El blog de Alma Buendía Soleado

viernes, 27 de febrero de 2026

He terminado mi curso de mediunidad




Hace un tiempo, en el blog, hablamos de la mediunidad… y yo contaba que me había apuntado a un curso por pura curiosidad y ganas de aprender. Pues bien, ¡ya lo he terminado!

Quiero compartir con vosotros esta experiencia, porque ha sido muy bonita y enriquecedora. La mediunidad no da miedo; simplemente es un camino de conocimiento y práctica. Yo no pretendo dedicarme a ello profesionalmente, pero me encanta aprender, explorar y disfrutar cada descubrimiento. A mis 66 años sigo con la ilusión de aprender algo nuevo cada día.

El curso ha sido muy completo: cuatro jueves, cuatro horas cada jueves, con un grupo de 18 personas encantadoras. Cada sesión era distinta, siempre con ejercicios de intuición, telepatía y prácticas que nos invitaban a escuchar, sentir y conectar. Lo más bonito ha sido compartir estos momentos con mis compañeros y compañeras, sentir la energía del grupo, y darme cuenta de cómo cada uno aporta algo único al aprendizaje.

Recuerdo cómo nos sorprendíamos en algunos ejercicios, cómo descubríamos cosas sobre nosotros mismos y cómo aprendíamos a respetar y aceptar los límites de cada persona. Ha sido un espacio seguro para crecer, para experimentar y para aprender sin miedo.

Hoy estoy muy contenta de haberlo hecho, de haberme atrevido a probar, y disfruto muchísimo de mi diploma. Es otro recuerdo, otro aprendizaje, otra alegría que sumar a mi vida. Y también un recordatorio de que la curiosidad y la apertura nunca tienen edad, que siempre podemos explorar, conocer y conectar, si nos dejamos llevar con respeto y amor por lo que hacemos.

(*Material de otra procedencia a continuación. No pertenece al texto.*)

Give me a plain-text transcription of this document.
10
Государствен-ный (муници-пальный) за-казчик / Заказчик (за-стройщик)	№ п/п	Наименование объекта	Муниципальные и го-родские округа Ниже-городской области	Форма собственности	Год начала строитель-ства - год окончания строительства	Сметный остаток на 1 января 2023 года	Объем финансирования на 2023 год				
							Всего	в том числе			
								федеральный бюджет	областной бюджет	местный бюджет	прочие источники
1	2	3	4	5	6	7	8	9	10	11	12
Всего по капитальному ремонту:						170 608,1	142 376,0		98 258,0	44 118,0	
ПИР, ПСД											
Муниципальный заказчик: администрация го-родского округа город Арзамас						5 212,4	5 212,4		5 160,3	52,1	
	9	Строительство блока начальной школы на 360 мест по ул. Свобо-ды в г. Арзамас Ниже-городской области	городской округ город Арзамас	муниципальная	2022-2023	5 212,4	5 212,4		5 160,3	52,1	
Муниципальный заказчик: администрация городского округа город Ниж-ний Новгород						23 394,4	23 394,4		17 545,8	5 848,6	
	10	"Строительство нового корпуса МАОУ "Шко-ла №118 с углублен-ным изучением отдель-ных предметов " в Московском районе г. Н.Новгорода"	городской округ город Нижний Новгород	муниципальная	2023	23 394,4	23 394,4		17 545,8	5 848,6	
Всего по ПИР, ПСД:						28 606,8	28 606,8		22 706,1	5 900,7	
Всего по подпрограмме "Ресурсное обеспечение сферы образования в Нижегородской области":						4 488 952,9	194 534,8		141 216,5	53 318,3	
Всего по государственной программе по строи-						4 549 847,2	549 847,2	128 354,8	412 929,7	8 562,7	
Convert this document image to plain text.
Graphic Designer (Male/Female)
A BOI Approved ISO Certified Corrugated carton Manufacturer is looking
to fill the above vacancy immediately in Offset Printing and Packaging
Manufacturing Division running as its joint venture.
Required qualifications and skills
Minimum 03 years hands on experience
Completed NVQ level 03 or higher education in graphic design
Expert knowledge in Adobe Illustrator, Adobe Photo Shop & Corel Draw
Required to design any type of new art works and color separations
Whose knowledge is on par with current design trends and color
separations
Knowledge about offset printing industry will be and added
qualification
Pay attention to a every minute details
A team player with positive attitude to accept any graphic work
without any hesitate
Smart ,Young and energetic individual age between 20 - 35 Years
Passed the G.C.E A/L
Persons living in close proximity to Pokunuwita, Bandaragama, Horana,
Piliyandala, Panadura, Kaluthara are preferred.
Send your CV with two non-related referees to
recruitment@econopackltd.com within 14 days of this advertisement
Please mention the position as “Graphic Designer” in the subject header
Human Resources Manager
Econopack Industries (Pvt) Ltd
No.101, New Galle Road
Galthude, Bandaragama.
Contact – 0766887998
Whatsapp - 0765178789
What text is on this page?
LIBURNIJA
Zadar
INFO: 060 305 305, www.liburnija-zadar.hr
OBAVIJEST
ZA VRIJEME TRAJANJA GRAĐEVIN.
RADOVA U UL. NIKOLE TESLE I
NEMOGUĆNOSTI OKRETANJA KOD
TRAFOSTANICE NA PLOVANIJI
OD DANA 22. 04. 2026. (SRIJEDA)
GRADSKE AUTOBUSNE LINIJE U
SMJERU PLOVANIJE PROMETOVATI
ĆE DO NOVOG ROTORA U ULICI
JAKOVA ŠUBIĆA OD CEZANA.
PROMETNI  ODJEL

Aprender no tiene edad, y la curiosidad siempre nos hace crecer. Este curso me ha enseñado eso, y mucho más: a valorar la paciencia, la empatía, la escucha y la conexión con los demás. Estoy agradecida por la experiencia y por cada persona que compartió conmigo estos cuatro jueves de aprendizaje.

Hoy, al recibir mi diploma, sentí una mezcla de alegría, orgullo y gratitud. Gratitud hacia Cristian, nuestro profesor, por su paciencia, su cariño y su guía, y hacia todas las personas que compartieron conmigo estos jueves. Me siento afortunada de haber podido conectar con seres que están en otra dimensión, de aprender a escuchar y a transmitir mensajes, y de dar un poquito de felicidad a quienes lo necesiten. Esta experiencia me recuerda que, más allá de aprender técnicas, lo más valioso es poder ayudar y acompañar a otros, aportar luz y cariño donde se pueda. Y eso me llena de emoción y de ganas de seguir aprendiendo, cada día un poquito más.